Artists discuss the 13 records that shaped their lives

5. Robert JohnsonThe Complete Recordings

I discovered Robert Johnson quite late, about ten years ago. I’d heard the remakes like Led Zeppelin and Eric Clapton versions and stuff by The Rolling Stones and hearing first from English bluesmen, I didn’t think much of them, ‘cause I’ve got a thing about English bluesmen [laughs]! I have a kind of negative view of them! But had it not been for them, we wouldn’t have heard of Robert Johnson. God bless the English bluesmen [laughs]!

But finally I was directed to the source, but when I heard the Robert Johnson recordings – and I have a version that’s been cleaned up quite a bit with all the latest digital technology that takes out a lot of the scratches and hiss and all that – to hear the reverb in the actual hotel room in which he sat and played these songs is just breathtaking! This man actually walked on the planet and I think that Robert Johnson was genius; a double genius! You know, if McCartney is a genius, if Lennon was a genius then I would say Robert Johnson is a double genius! We have to get a new star system here!
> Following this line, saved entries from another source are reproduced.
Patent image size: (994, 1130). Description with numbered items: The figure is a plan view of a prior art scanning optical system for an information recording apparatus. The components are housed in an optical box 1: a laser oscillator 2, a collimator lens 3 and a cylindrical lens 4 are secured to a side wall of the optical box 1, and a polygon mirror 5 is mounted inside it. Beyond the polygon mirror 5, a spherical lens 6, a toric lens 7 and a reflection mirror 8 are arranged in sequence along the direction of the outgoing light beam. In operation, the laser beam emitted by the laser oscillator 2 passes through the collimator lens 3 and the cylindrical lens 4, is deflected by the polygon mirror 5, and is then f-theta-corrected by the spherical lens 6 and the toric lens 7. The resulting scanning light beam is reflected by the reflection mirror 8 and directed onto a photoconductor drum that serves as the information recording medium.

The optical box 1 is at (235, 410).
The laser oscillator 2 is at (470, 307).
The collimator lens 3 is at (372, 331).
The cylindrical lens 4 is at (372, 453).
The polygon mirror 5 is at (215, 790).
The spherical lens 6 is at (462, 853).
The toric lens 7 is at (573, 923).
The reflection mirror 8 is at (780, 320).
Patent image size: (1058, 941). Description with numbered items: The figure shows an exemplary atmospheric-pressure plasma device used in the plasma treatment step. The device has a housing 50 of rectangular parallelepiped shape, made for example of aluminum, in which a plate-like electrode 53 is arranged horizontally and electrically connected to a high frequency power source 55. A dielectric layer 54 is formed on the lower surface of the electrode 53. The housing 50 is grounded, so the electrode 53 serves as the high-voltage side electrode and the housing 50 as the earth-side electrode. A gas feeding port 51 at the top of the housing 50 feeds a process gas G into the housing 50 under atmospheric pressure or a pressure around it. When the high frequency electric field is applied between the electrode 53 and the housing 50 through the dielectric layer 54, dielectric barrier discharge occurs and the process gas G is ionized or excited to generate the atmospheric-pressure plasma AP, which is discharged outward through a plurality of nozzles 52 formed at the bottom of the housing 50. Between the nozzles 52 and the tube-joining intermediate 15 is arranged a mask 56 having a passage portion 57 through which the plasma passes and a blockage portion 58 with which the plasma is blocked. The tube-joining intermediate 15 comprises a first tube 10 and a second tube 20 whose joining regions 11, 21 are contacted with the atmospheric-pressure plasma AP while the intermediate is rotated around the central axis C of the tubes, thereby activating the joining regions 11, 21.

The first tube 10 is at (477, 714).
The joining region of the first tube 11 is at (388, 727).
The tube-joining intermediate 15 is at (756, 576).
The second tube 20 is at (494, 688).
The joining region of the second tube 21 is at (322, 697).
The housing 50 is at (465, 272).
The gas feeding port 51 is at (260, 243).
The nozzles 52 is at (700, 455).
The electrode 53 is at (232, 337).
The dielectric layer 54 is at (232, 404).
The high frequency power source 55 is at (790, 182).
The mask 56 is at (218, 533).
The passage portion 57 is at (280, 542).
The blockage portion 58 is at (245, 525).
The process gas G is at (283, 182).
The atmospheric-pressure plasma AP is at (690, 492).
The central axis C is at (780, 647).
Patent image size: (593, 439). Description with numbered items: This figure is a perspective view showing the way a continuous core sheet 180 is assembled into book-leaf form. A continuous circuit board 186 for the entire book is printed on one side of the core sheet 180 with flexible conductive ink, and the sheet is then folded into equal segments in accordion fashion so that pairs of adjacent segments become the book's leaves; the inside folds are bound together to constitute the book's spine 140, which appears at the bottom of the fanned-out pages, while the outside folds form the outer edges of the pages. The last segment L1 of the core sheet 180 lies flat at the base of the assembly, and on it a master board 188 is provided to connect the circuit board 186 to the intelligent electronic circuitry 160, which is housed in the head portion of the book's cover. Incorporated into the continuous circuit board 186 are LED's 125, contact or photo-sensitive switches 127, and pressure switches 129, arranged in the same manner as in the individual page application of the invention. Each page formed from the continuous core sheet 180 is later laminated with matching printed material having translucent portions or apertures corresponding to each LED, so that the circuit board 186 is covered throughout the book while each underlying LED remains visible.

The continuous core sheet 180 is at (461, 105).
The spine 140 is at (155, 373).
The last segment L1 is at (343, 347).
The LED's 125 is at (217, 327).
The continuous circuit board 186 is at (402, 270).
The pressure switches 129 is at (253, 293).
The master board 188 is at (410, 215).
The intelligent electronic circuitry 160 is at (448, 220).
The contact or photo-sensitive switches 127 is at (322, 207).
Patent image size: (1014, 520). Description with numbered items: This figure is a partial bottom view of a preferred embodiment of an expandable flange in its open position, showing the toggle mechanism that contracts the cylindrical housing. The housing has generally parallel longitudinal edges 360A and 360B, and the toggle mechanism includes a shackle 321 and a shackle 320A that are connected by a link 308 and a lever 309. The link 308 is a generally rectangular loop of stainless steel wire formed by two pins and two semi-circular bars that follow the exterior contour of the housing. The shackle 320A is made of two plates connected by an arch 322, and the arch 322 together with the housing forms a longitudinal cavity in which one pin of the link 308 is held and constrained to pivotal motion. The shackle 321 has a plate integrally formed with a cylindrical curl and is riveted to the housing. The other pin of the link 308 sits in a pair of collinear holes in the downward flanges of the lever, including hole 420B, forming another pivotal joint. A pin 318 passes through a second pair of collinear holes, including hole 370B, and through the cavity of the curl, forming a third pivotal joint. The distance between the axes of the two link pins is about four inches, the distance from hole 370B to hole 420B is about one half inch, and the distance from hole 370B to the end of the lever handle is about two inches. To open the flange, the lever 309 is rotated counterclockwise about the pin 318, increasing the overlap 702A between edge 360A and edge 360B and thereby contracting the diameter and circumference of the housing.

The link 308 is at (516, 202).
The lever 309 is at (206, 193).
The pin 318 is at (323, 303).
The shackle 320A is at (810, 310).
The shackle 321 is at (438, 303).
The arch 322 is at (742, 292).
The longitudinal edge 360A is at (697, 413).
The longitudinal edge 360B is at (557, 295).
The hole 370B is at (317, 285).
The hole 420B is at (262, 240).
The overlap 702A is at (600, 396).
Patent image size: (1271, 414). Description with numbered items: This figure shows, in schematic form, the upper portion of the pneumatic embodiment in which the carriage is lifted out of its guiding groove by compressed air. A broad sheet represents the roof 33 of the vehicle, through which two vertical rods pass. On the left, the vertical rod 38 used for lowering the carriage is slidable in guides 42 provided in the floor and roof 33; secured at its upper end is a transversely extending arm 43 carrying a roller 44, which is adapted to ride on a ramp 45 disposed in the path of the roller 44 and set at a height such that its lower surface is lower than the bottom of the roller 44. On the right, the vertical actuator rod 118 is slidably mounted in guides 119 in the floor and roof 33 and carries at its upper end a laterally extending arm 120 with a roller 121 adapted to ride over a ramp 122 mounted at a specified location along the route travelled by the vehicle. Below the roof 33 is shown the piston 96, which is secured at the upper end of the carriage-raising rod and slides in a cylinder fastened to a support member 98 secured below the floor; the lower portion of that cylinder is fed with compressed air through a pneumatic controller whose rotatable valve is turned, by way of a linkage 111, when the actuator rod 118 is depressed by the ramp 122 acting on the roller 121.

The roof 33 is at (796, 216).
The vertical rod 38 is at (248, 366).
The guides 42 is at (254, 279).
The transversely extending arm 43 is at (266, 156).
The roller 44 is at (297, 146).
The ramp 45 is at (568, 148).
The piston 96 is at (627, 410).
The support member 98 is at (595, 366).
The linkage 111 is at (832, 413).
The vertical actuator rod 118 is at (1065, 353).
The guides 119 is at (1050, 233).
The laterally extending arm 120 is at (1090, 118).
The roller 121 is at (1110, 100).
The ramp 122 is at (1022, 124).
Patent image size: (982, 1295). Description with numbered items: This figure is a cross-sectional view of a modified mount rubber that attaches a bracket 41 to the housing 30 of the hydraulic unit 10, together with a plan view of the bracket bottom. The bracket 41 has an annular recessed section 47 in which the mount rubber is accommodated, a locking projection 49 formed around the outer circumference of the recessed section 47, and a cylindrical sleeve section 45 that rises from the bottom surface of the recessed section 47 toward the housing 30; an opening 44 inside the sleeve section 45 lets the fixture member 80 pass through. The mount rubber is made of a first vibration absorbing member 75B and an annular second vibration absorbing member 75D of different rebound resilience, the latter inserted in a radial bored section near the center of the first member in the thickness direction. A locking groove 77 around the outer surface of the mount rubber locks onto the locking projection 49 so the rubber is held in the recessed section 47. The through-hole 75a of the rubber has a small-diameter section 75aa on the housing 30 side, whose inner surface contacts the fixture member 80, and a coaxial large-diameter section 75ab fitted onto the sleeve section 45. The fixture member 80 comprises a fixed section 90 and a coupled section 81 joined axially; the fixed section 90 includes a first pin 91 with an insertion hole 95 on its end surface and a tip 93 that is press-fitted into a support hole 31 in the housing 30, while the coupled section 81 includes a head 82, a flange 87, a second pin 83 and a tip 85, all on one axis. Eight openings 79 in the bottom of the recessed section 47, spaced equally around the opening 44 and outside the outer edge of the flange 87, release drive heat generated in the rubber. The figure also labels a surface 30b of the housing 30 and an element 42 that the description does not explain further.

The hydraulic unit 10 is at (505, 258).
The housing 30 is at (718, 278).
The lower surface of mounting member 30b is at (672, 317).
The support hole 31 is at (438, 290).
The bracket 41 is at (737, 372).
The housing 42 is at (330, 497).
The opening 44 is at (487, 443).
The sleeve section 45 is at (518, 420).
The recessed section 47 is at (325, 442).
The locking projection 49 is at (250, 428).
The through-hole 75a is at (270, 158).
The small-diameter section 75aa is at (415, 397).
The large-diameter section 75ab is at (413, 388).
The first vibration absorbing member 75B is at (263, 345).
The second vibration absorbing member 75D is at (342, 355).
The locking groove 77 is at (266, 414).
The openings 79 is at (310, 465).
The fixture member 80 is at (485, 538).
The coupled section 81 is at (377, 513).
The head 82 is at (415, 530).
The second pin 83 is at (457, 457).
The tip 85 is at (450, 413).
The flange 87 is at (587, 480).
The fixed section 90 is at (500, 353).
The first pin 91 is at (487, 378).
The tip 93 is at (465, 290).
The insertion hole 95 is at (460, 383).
But those songs that he wrote on a banged up old acoustic guitar – and the action must have been about a half-inch off the frets – and he came up with these beautiful – like Joni Mitchell – little orchestrations that you have to kind of remind yourself that you’re only listening to one man and one guitar. And those arrangements are so full and of course his voice is so soulful and this is absolutely no gimmickry. Robert Johnson restores my faith that there are people out there, artists who you can take into a studio and they are virtually perfect. You don’t have to fix too many things. There was no fixing with Robert Johnson; he was what you get with him.

I can play Robert Johnson all day long, the same 26 songs, and I’ll never get tired of them. You can imagine that if you saw him in a club he could play any version because he was always evolving. It’s a pity he didn’t live longer and move to a big city. From what I’ve read, he loved being evasive and living in the shadows. He had a female addiction, he drank and of course all those things collided and killed him too early. But what he left behind was truly legendary.